Facebook “communicated really badly”
about a controversial study in which it secretly manipulated users’
feelings, the social network’s chief operating officer Sheryl Sandberg
admitted Wednesday.
The company clandestinely altered
the emotional content of feeds of nearly 700,000 users for a week in
2012, giving some sadder news and others happier news in a study aimed
at better understanding “emotional contagion.”
The
research, published last month, has prompted online anger and questions
about the ethics of the research and forced Facebook on the defensive.
It
was an experiment as part of product testing, Sandberg told a women’s
business seminar in New Delhi when asked whether the study was ethical.

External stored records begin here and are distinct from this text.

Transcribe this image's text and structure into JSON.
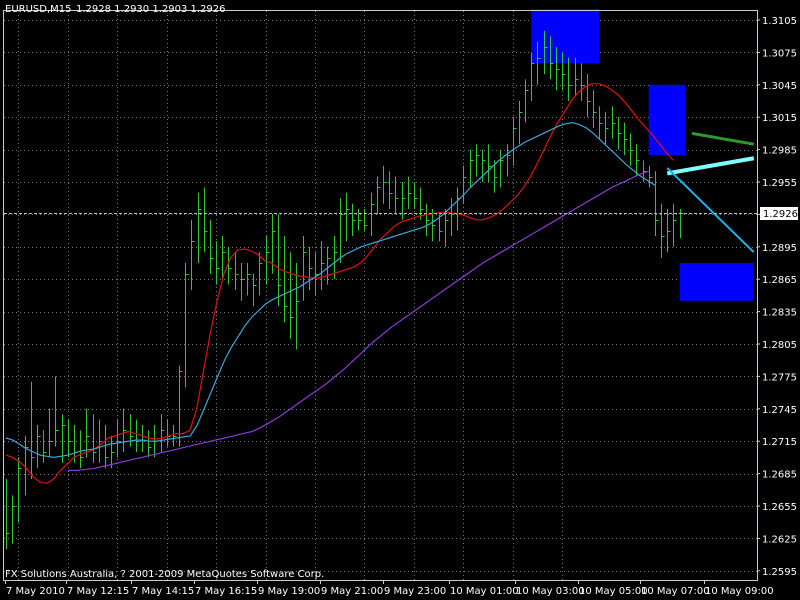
{
  "header": {
    "symbol": "EURUSD,M15",
    "ohlc": "1.2928 1.2930 1.2903 1.2926"
  },
  "footer": {
    "copyright": "FX Solutions Australia, ? 2001-2009 MetaQuotes Software Corp."
  },
  "current_price": {
    "label": "1.2926",
    "value": 1.2926
  },
  "colors": {
    "background": "#000000",
    "grid": "#707a88",
    "bars": "#2ec82e",
    "ma_fast": "#e01010",
    "ma_mid": "#3aa8d8",
    "ma_slow": "#8a3ad8",
    "box_fill": "#0000ff",
    "projection_green": "#2e9a2e",
    "projection_cyan_thick": "#80ffff",
    "projection_cyan": "#1ab8e8",
    "text": "#ffffff",
    "price_line": "#b8bcc8"
  },
  "chart_data": {
    "type": "line",
    "title": "EURUSD,M15",
    "xlabel": "",
    "ylabel": "",
    "grid": true,
    "ylim": [
      1.2595,
      1.3105
    ],
    "y_ticks": [
      "1.3105",
      "1.3075",
      "1.3045",
      "1.3015",
      "1.2985",
      "1.2955",
      "1.2925",
      "1.2895",
      "1.2865",
      "1.2835",
      "1.2805",
      "1.2775",
      "1.2745",
      "1.2715",
      "1.2685",
      "1.2655",
      "1.2625",
      "1.2595"
    ],
    "x_tick_labels": [
      "7 May 2010",
      "7 May 12:15",
      "7 May 14:15",
      "7 May 16:15",
      "9 May 19:00",
      "9 May 21:00",
      "9 May 23:00",
      "10 May 01:00",
      "10 May 03:00",
      "10 May 05:00",
      "10 May 07:00",
      "10 May 09:00"
    ],
    "bars": [
      {
        "high": 1.268,
        "low": 1.2615,
        "close": 1.263
      },
      {
        "high": 1.2665,
        "low": 1.262,
        "close": 1.2655
      },
      {
        "high": 1.27,
        "low": 1.264,
        "close": 1.269
      },
      {
        "high": 1.272,
        "low": 1.2665,
        "close": 1.271
      },
      {
        "high": 1.277,
        "low": 1.268,
        "close": 1.27
      },
      {
        "high": 1.273,
        "low": 1.269,
        "close": 1.272
      },
      {
        "high": 1.2725,
        "low": 1.2695,
        "close": 1.2705
      },
      {
        "high": 1.2745,
        "low": 1.27,
        "close": 1.2715
      },
      {
        "high": 1.2775,
        "low": 1.271,
        "close": 1.2725
      },
      {
        "high": 1.274,
        "low": 1.2695,
        "close": 1.273
      },
      {
        "high": 1.2735,
        "low": 1.27,
        "close": 1.2715
      },
      {
        "high": 1.273,
        "low": 1.2695,
        "close": 1.2705
      },
      {
        "high": 1.2725,
        "low": 1.269,
        "close": 1.27
      },
      {
        "high": 1.2745,
        "low": 1.27,
        "close": 1.272
      },
      {
        "high": 1.274,
        "low": 1.2695,
        "close": 1.2705
      },
      {
        "high": 1.2735,
        "low": 1.2695,
        "close": 1.2715
      },
      {
        "high": 1.273,
        "low": 1.269,
        "close": 1.27
      },
      {
        "high": 1.272,
        "low": 1.269,
        "close": 1.2705
      },
      {
        "high": 1.2735,
        "low": 1.27,
        "close": 1.2715
      },
      {
        "high": 1.2745,
        "low": 1.2705,
        "close": 1.2725
      },
      {
        "high": 1.274,
        "low": 1.271,
        "close": 1.272
      },
      {
        "high": 1.2735,
        "low": 1.2705,
        "close": 1.2715
      },
      {
        "high": 1.273,
        "low": 1.2705,
        "close": 1.272
      },
      {
        "high": 1.2725,
        "low": 1.27,
        "close": 1.271
      },
      {
        "high": 1.273,
        "low": 1.27,
        "close": 1.2715
      },
      {
        "high": 1.274,
        "low": 1.2705,
        "close": 1.2725
      },
      {
        "high": 1.2735,
        "low": 1.271,
        "close": 1.272
      },
      {
        "high": 1.273,
        "low": 1.271,
        "close": 1.272
      },
      {
        "high": 1.2785,
        "low": 1.271,
        "close": 1.278
      },
      {
        "high": 1.288,
        "low": 1.2765,
        "close": 1.287
      },
      {
        "high": 1.292,
        "low": 1.2855,
        "close": 1.29
      },
      {
        "high": 1.2945,
        "low": 1.288,
        "close": 1.293
      },
      {
        "high": 1.295,
        "low": 1.289,
        "close": 1.291
      },
      {
        "high": 1.292,
        "low": 1.287,
        "close": 1.2885
      },
      {
        "high": 1.29,
        "low": 1.286,
        "close": 1.2875
      },
      {
        "high": 1.2905,
        "low": 1.2865,
        "close": 1.289
      },
      {
        "high": 1.2895,
        "low": 1.286,
        "close": 1.2875
      },
      {
        "high": 1.289,
        "low": 1.2855,
        "close": 1.287
      },
      {
        "high": 1.288,
        "low": 1.2845,
        "close": 1.2865
      },
      {
        "high": 1.288,
        "low": 1.285,
        "close": 1.287
      },
      {
        "high": 1.287,
        "low": 1.284,
        "close": 1.286
      },
      {
        "high": 1.289,
        "low": 1.285,
        "close": 1.288
      },
      {
        "high": 1.2905,
        "low": 1.286,
        "close": 1.289
      },
      {
        "high": 1.2925,
        "low": 1.287,
        "close": 1.291
      },
      {
        "high": 1.2925,
        "low": 1.284,
        "close": 1.286
      },
      {
        "high": 1.2905,
        "low": 1.2825,
        "close": 1.284
      },
      {
        "high": 1.289,
        "low": 1.281,
        "close": 1.283
      },
      {
        "high": 1.288,
        "low": 1.28,
        "close": 1.2845
      },
      {
        "high": 1.2905,
        "low": 1.2845,
        "close": 1.289
      },
      {
        "high": 1.2895,
        "low": 1.2855,
        "close": 1.2875
      },
      {
        "high": 1.289,
        "low": 1.285,
        "close": 1.287
      },
      {
        "high": 1.29,
        "low": 1.2855,
        "close": 1.288
      },
      {
        "high": 1.2895,
        "low": 1.286,
        "close": 1.2885
      },
      {
        "high": 1.2905,
        "low": 1.2865,
        "close": 1.289
      },
      {
        "high": 1.294,
        "low": 1.288,
        "close": 1.2925
      },
      {
        "high": 1.2945,
        "low": 1.29,
        "close": 1.293
      },
      {
        "high": 1.2935,
        "low": 1.2905,
        "close": 1.292
      },
      {
        "high": 1.293,
        "low": 1.291,
        "close": 1.292
      },
      {
        "high": 1.293,
        "low": 1.291,
        "close": 1.2915
      },
      {
        "high": 1.2945,
        "low": 1.2905,
        "close": 1.2935
      },
      {
        "high": 1.296,
        "low": 1.2925,
        "close": 1.295
      },
      {
        "high": 1.297,
        "low": 1.2935,
        "close": 1.2955
      },
      {
        "high": 1.2965,
        "low": 1.293,
        "close": 1.2945
      },
      {
        "high": 1.296,
        "low": 1.2925,
        "close": 1.294
      },
      {
        "high": 1.2955,
        "low": 1.292,
        "close": 1.294
      },
      {
        "high": 1.296,
        "low": 1.293,
        "close": 1.2945
      },
      {
        "high": 1.2955,
        "low": 1.293,
        "close": 1.294
      },
      {
        "high": 1.295,
        "low": 1.292,
        "close": 1.293
      },
      {
        "high": 1.2935,
        "low": 1.2905,
        "close": 1.292
      },
      {
        "high": 1.293,
        "low": 1.29,
        "close": 1.2915
      },
      {
        "high": 1.2925,
        "low": 1.29,
        "close": 1.291
      },
      {
        "high": 1.293,
        "low": 1.2895,
        "close": 1.292
      },
      {
        "high": 1.294,
        "low": 1.2905,
        "close": 1.2925
      },
      {
        "high": 1.295,
        "low": 1.291,
        "close": 1.294
      },
      {
        "high": 1.297,
        "low": 1.2935,
        "close": 1.296
      },
      {
        "high": 1.2985,
        "low": 1.295,
        "close": 1.2975
      },
      {
        "high": 1.299,
        "low": 1.296,
        "close": 1.298
      },
      {
        "high": 1.2985,
        "low": 1.2955,
        "close": 1.2975
      },
      {
        "high": 1.299,
        "low": 1.2955,
        "close": 1.297
      },
      {
        "high": 1.2975,
        "low": 1.2945,
        "close": 1.296
      },
      {
        "high": 1.2985,
        "low": 1.295,
        "close": 1.2975
      },
      {
        "high": 1.299,
        "low": 1.296,
        "close": 1.298
      },
      {
        "high": 1.3015,
        "low": 1.297,
        "close": 1.3005
      },
      {
        "high": 1.303,
        "low": 1.299,
        "close": 1.302
      },
      {
        "high": 1.305,
        "low": 1.301,
        "close": 1.304
      },
      {
        "high": 1.3075,
        "low": 1.303,
        "close": 1.3065
      },
      {
        "high": 1.3085,
        "low": 1.3045,
        "close": 1.307
      },
      {
        "high": 1.3095,
        "low": 1.3055,
        "close": 1.308
      },
      {
        "high": 1.309,
        "low": 1.305,
        "close": 1.3065
      },
      {
        "high": 1.308,
        "low": 1.304,
        "close": 1.306
      },
      {
        "high": 1.3075,
        "low": 1.304,
        "close": 1.3055
      },
      {
        "high": 1.307,
        "low": 1.303,
        "close": 1.3045
      },
      {
        "high": 1.307,
        "low": 1.3035,
        "close": 1.305
      },
      {
        "high": 1.3065,
        "low": 1.303,
        "close": 1.3045
      },
      {
        "high": 1.3055,
        "low": 1.3015,
        "close": 1.303
      },
      {
        "high": 1.304,
        "low": 1.3005,
        "close": 1.302
      },
      {
        "high": 1.3025,
        "low": 1.2995,
        "close": 1.301
      },
      {
        "high": 1.302,
        "low": 1.299,
        "close": 1.3005
      },
      {
        "high": 1.3025,
        "low": 1.2995,
        "close": 1.301
      },
      {
        "high": 1.3015,
        "low": 1.2985,
        "close": 1.3
      },
      {
        "high": 1.301,
        "low": 1.298,
        "close": 1.2995
      },
      {
        "high": 1.3,
        "low": 1.297,
        "close": 1.2985
      },
      {
        "high": 1.299,
        "low": 1.296,
        "close": 1.2975
      },
      {
        "high": 1.2975,
        "low": 1.2955,
        "close": 1.2965
      },
      {
        "high": 1.297,
        "low": 1.295,
        "close": 1.296
      },
      {
        "high": 1.2965,
        "low": 1.2905,
        "close": 1.292
      },
      {
        "high": 1.2935,
        "low": 1.2885,
        "close": 1.2905
      },
      {
        "high": 1.293,
        "low": 1.289,
        "close": 1.291
      },
      {
        "high": 1.2935,
        "low": 1.2895,
        "close": 1.292
      },
      {
        "high": 1.293,
        "low": 1.2903,
        "close": 1.2926
      }
    ],
    "series": [
      {
        "values": [
          1.2702,
          1.27,
          1.2696,
          1.269,
          1.2682,
          1.2677,
          1.2676,
          1.268,
          1.2688,
          1.2694,
          1.27,
          1.2703,
          1.2705,
          1.2708,
          1.2712,
          1.2718,
          1.272,
          1.2722,
          1.2724,
          1.2722,
          1.272,
          1.2718,
          1.2717,
          1.2718,
          1.272,
          1.2722,
          1.2722,
          1.2725,
          1.2745,
          1.278,
          1.2815,
          1.2845,
          1.287,
          1.2885,
          1.2892,
          1.2893,
          1.2891,
          1.2888,
          1.2882,
          1.288,
          1.2875,
          1.2872,
          1.287,
          1.2868,
          1.2867,
          1.2866,
          1.2866,
          1.2868,
          1.287,
          1.2872,
          1.2874,
          1.2876,
          1.288,
          1.2886,
          1.2894,
          1.2902,
          1.2908,
          1.2914,
          1.2918,
          1.292,
          1.2922,
          1.2924,
          1.2925,
          1.2926,
          1.2927,
          1.2927,
          1.2926,
          1.2925,
          1.2922,
          1.292,
          1.292,
          1.2922,
          1.2925,
          1.293,
          1.2936,
          1.2942,
          1.295,
          1.296,
          1.2972,
          1.2985,
          1.2998,
          1.301,
          1.302,
          1.303,
          1.3038,
          1.3043,
          1.3046,
          1.3046,
          1.3044,
          1.304,
          1.3035,
          1.3028,
          1.302,
          1.3012,
          1.3005,
          1.2998,
          1.299,
          1.2982,
          1.2975
        ]
      },
      {
        "values": [
          1.2718,
          1.2716,
          1.2712,
          1.2708,
          1.2705,
          1.2702,
          1.2701,
          1.27,
          1.2701,
          1.2702,
          1.2704,
          1.2706,
          1.2707,
          1.2708,
          1.271,
          1.2712,
          1.2713,
          1.2714,
          1.2715,
          1.2716,
          1.2716,
          1.2715,
          1.2715,
          1.2716,
          1.2717,
          1.2718,
          1.2719,
          1.272,
          1.273,
          1.2745,
          1.276,
          1.2775,
          1.279,
          1.2802,
          1.2812,
          1.2822,
          1.283,
          1.2836,
          1.2842,
          1.2846,
          1.2849,
          1.2852,
          1.2855,
          1.2858,
          1.2862,
          1.2866,
          1.287,
          1.2875,
          1.288,
          1.2885,
          1.2889,
          1.2892,
          1.2895,
          1.2897,
          1.2899,
          1.2901,
          1.2903,
          1.2905,
          1.2907,
          1.2909,
          1.2911,
          1.2913,
          1.2916,
          1.292,
          1.2925,
          1.2931,
          1.2937,
          1.2943,
          1.295,
          1.2956,
          1.2962,
          1.2968,
          1.2974,
          1.2979,
          1.2984,
          1.2988,
          1.2992,
          1.2995,
          1.2998,
          1.3001,
          1.3004,
          1.3007,
          1.3009,
          1.301,
          1.3008,
          1.3005,
          1.3,
          1.2994,
          1.2988,
          1.2982,
          1.2976,
          1.297,
          1.2965,
          1.296,
          1.2956,
          1.2952
        ]
      },
      {
        "values": [
          1.2688,
          1.2688,
          1.2689,
          1.269,
          1.2692,
          1.2694,
          1.2696,
          1.2698,
          1.27,
          1.2702,
          1.2704,
          1.2706,
          1.2708,
          1.271,
          1.2712,
          1.2714,
          1.2716,
          1.2718,
          1.272,
          1.2722,
          1.2724,
          1.2728,
          1.2733,
          1.2738,
          1.2744,
          1.275,
          1.2756,
          1.2762,
          1.2768,
          1.2775,
          1.2782,
          1.279,
          1.2798,
          1.2806,
          1.2813,
          1.282,
          1.2826,
          1.2832,
          1.2838,
          1.2844,
          1.285,
          1.2856,
          1.2862,
          1.2868,
          1.2874,
          1.288,
          1.2885,
          1.289,
          1.2895,
          1.29,
          1.2905,
          1.291,
          1.2915,
          1.292,
          1.2925,
          1.293,
          1.2935,
          1.294,
          1.2945,
          1.295,
          1.2954,
          1.2958,
          1.2962,
          1.2965
        ]
      }
    ],
    "annotations": [
      {
        "type": "box",
        "x": [
          85,
          96
        ],
        "y": [
          1.3065,
          1.3115
        ]
      },
      {
        "type": "box",
        "x": [
          104,
          110
        ],
        "y": [
          1.298,
          1.3045
        ]
      },
      {
        "type": "box",
        "x": [
          109,
          121
        ],
        "y": [
          1.2845,
          1.288
        ]
      },
      {
        "type": "segment",
        "from": [
          111,
          1.3
        ],
        "to": [
          121,
          1.299
        ]
      },
      {
        "type": "segment",
        "from": [
          107,
          1.2963
        ],
        "to": [
          121,
          1.2977
        ]
      },
      {
        "type": "segment",
        "from": [
          107,
          1.2968
        ],
        "to": [
          121,
          1.289
        ]
      }
    ]
  }
}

“We communicated really badly on this subject,” she said, before adding: “We take privacy at Facebook really seriously.”
UK TO PROBE EXPERIMENT
Sandberg, who was in India to promote her gender-equality book Lean In and meet leaders of Indian companies and senior politicians, declined to speak to reporters asking further questions.
The
comments came as several European data protection regulators began
looking into whether Facebook broke privacy laws when it carried out the
study.
British authorities will question Facebook over the experiment, officials said Wednesday.
The
Information Commissioner’s Office, Britain’s independent data watchdog,
is liaising with the Irish data protection authority and seeking “to
learn more about the circumstances,” a spokesman said.
The
study by researchers affiliated with Facebook, Cornell University, and
the University of California at San Francisco, appeared in the 17 June
edition of the Proceedings of the National Academy of Sciences.
In
the study, Facebook placed positive or negative posts in users’ feeds
to see how this affected their mood — all without their explicit consent
or knowledge.
ETHICAL REGULATIONS
The
results indicate “emotions expressed by others on Facebook influence
our own emotions, constituting experimental evidence for massive-scale
contagion via social networks”, the researchers concluded, and noted
emotion was relevant to human health.
Given Facebook’s
billion users and widespread influence, the experiment has raised
worries over its ability to influence users’ moods and thinking.
Critics say research on people is normally governed by strict ethical regulations.
In
a statement earlier in the week, Facebook said none of the data used in
the study was associated with a specific person’s account.
It
said it did research to make its content “as relevant and engaging as
possible,” which meant understanding how people respond to positive or
negative information.
The researchers said the study
was consistent with Facebook’s Data Use Policy, to which all users agree
before creating a Facebook account.
But a number of
users criticised the psychological experiment, posting words like “super
disturbing,” “creepy” and “evil” as well as angry expletives.